Both pre-treatment and post-treatment cross-sectional networks were estimated. Because of sample size limitations, a permutation-based network comparison test, which requires complete cases, would not be appropriately powered to reveal treatment related differences. Instead, ‘change score’ network models were estimated such that nodes reflected changes in pre-treatment and post-treatment outcomes of depression and alcohol measures. Additionally, a treatment node was included to examine the differential effect of the two treatments (CBT-D + BMI and CBT-D) on other nodes in the network. This strategy affords greater power to detect treatment changes because treatment can be added to the network as an additional node in the change score network, which limits the number of parameters that needs to be estimated and obviates the need to conduct permutation network comparison tests across multiple networks. Positive change scores of nodes indicate improvement in symptom and pathology related constructs, and negative scores of nodes indicate worsening.

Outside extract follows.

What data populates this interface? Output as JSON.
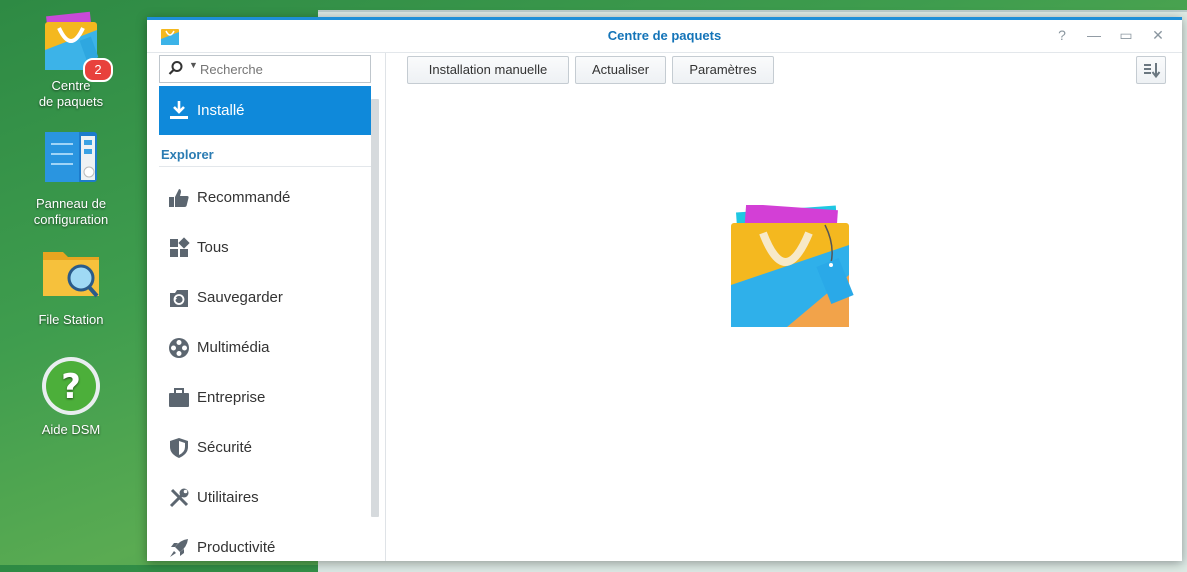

The primary centrality parameter examined in this network is strength, which is a reliable centrality metric that has been shown to have greater stability compared to other centrality parameters (Epskamp, Borsboom, and Fried, 2016). The strength parameter signifies the sum of the weights of the edges attached to each node. The strength of all nodes were analyzed.

3. Results

3.1. Descriptive characteristics

At baseline, the majority of the 94 participants were women (68.1%), identified as White (54.3%) and non-Hispanic/Latino (82.1%), and were between 18 and 23 years old (M = 19.9 ± 1.4). On average, participants reported moderate depressive symptoms (BDI = 19.5 ± 6.8) at their screen visit, and engaged in HED more than once per week (4.9 ± 3.5 past month). Across treatment conditions, there were no significant differences in mean age (CBT-D + BMI = 19.7 vs. CBT-D = 20.1), gender distribution (CBT-D + BMI = 28.3% female vs. CBT-D = 35.4% female), ethnicity (CBT-D + BMI = 87% non-Hispanic/Latino vs. CBT-D = 81.3% non-Hispanic/Latino), and race CBT-D + BMI = 60.9% White vs. CBT-D = 47.9% White) (p ’s > 0.05). At baseline, there were no between-group treatment differences across clinical variable means, including BDI-1 (CBT-D + BMI = 2.17 ± 0.75 vs. CBT-D = 2.04 ± 0.63), BDI-12 (CBT-D + BMI = 2.19 ± 0.70 vs. CBT-D = 2.07 ± 0.77), BDI-15 (CBT-D + BMI = 2.33 ± 0.72 vs. CBT-D = 2.22 ± 0.76), B-YAACQ (CBT-D + BMI = 5.14 ± 3.81 vs. CBT-D = 6.05 ± 4.67), HED (CBT-D + BMI = 5.17 ± 3.61 vs. CBT-D = 4.70 ± 3.48), and DMQ-R-17 (CBT-D + BMI = 3.41 ± 1.39 vs. CBT-D = 3.75 ± 1.24)) (p ’s > 0.05). Full baseline demographic characteristics can be located in the original publication detailing the trial (Pedrelli et al., 2020).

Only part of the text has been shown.